Two and a half weeks ago I arrived in London. So much has happened already that I won’t even try to record it all. Bits will leak out from time to time, I’m sure. But for now, a glimpse into my journal from my second day, just as a tone setter:

I headed off to London Fields and the Broadway Market [in the East London borough of Hackney, where my classes are this fall]. The Broadway Market is a street market on Saturdays. At least I think that’s the only day. Anyway, it’s a delight—fresh vegetables, baked goods, a pig roasting on a spit that they carve right there and make sandwiches of, fresh fruit smoothies, racks of clothing, crowds of all ages. I’m limiting myself to two meals a day—this evening I noticed that Lispa recommends a food budget of £35 per week, ouch!—and had the first one there. (Each of my meals today cost about a daily budget’s worth.) And then I went back to London Fields, which may be my favorite place in all of London. And there I happened upon a wondrous thing.

I was sitting on a park bench jotting down to-do notes, when I heard an aria being amplified through the open air. I looked behind me toward the music, and there was a big Komatsu digging machine, a more modern Mike Mulligan the Steam Shovel kind of thing, if I remember the name of the children’s book correctly. It was sitting in the middle of a platform made of some kind of flat squares to protect the grass.

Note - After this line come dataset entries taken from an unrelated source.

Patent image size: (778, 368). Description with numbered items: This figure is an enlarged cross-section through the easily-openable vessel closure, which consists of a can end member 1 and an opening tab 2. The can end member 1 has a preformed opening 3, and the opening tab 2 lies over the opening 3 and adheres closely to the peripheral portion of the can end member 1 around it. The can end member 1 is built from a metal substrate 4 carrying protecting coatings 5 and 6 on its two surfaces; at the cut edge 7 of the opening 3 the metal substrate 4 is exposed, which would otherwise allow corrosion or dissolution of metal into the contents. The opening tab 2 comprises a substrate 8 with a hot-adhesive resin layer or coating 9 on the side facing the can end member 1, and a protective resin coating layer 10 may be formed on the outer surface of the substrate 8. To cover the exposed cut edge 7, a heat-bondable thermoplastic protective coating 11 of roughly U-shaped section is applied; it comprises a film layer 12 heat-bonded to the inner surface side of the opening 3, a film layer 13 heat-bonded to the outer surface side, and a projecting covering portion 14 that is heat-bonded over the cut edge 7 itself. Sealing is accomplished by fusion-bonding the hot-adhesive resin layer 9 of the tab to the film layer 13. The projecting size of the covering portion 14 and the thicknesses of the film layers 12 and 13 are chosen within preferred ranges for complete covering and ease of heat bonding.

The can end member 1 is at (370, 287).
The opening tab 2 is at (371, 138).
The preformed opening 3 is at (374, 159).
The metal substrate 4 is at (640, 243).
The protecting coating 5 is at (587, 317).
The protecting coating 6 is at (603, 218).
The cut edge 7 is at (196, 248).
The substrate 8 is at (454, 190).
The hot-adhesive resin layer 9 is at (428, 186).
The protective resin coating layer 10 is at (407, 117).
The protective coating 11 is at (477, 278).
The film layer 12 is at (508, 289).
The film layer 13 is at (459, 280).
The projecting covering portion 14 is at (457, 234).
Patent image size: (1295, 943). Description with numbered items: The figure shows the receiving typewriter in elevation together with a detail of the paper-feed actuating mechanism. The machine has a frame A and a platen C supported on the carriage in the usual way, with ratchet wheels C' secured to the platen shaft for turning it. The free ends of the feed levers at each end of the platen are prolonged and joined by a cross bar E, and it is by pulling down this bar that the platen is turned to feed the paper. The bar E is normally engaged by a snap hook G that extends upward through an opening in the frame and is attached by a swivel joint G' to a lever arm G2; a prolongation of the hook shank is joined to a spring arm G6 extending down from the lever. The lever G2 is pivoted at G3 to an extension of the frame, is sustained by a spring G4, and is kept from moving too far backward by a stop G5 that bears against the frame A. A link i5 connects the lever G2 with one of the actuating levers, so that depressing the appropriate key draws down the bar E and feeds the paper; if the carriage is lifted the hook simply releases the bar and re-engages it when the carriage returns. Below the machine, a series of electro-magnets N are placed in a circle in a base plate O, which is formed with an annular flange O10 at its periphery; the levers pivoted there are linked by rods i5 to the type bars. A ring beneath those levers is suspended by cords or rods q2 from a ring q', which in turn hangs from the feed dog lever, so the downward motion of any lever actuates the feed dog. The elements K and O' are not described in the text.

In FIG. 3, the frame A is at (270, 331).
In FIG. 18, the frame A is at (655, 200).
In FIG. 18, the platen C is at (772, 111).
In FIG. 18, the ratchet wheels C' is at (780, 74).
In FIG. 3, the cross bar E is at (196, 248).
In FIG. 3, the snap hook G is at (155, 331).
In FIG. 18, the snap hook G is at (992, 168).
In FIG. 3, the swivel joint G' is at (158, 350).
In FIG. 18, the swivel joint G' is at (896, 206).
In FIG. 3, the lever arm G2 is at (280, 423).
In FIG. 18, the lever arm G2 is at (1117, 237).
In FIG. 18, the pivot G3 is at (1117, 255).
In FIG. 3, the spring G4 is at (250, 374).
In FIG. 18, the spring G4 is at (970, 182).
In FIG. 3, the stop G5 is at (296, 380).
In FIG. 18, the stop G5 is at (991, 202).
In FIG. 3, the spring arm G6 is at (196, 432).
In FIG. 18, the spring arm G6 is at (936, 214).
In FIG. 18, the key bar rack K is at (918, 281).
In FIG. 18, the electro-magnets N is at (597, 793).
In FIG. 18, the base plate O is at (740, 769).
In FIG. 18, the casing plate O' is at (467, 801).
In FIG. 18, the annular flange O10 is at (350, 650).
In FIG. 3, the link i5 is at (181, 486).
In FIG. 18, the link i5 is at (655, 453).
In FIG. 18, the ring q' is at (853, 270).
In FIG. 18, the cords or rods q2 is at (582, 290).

The aria was blasting from speakers at the four corners of the platform. And a man about my age, probably a few years older, started to dance with the machine. The digger’s big claw swooped down to him, and he climbed on top of it. As the music soared, he stood and the Komatsu lifted him about 30 feet in the air. It brought him down safely. It spun in circles chasing him. He beckoned to it lovingly. It spurned him. He begged it to come back. At times what I was watching was very funny, at times very sweet. It turns out they were rehearsing for a couple of performances in the afternoon as part of London’s International Festival of Contemporary Dance.

I returned this afternoon to see it again. At one point, I started to cry, it was so moving. (The recording was Maria Callas. Go figure.) Mostly I laughed and was amazed. The Komatsu has tinted windows, so it looks even more nonhuman. I assumed it was computer programmed, though this afternoon after the dancer took his curtain call, he opened the door, and the machine operator stepped out and took his own bow. (Still, when they acknowledged the Komatsu, I expected it too to do some kind of bow in response.)

I’m sure Lispa folks will call this great theatre, and surely it is, but I’m going to resist using that term too much. So what was it? A moment of grace? surprise? delight? A thing of transcendent imagination and beauty? All of these things.

(As I left London Fields after the afternoon performance, I saw a traffic sign I hadn’t noticed before. It’s a red rectangle, with white letters and reads “Changed Priorities Ahead.” Maybe that describes the effect this Lispa experience will have on me. Not that everything will be artsy fartsy for me, or that I’ll become a theatre person. But I do hope to be more attuned to beauty and wonder, and more involved in it. These may be among the changed priorities that lie ahead.)

The afternoon crowd had lots of children in it, but I think the adults were probably even more amazed than the kids were. The dance of man and machine certainly came from a childlike place in someone’s mind and heart. Kids seemed to enjoy it, certainly, but not to be particularly amazed. That was more the privilege of us adults, who live with less wonder and more worries. (The performers/creators/artists, by the way, were Compagnie Beau Geste. Somehow it did seem very French, in an imaginative, innocent, Jeune Lune kind of way.)

After the rehearsal I wanted to call someone and tell them to come see it, to share it with somebody, but I didn’t have anyone I know that well in town to call. A moment of loneliness. Not the first. Certainly not the last.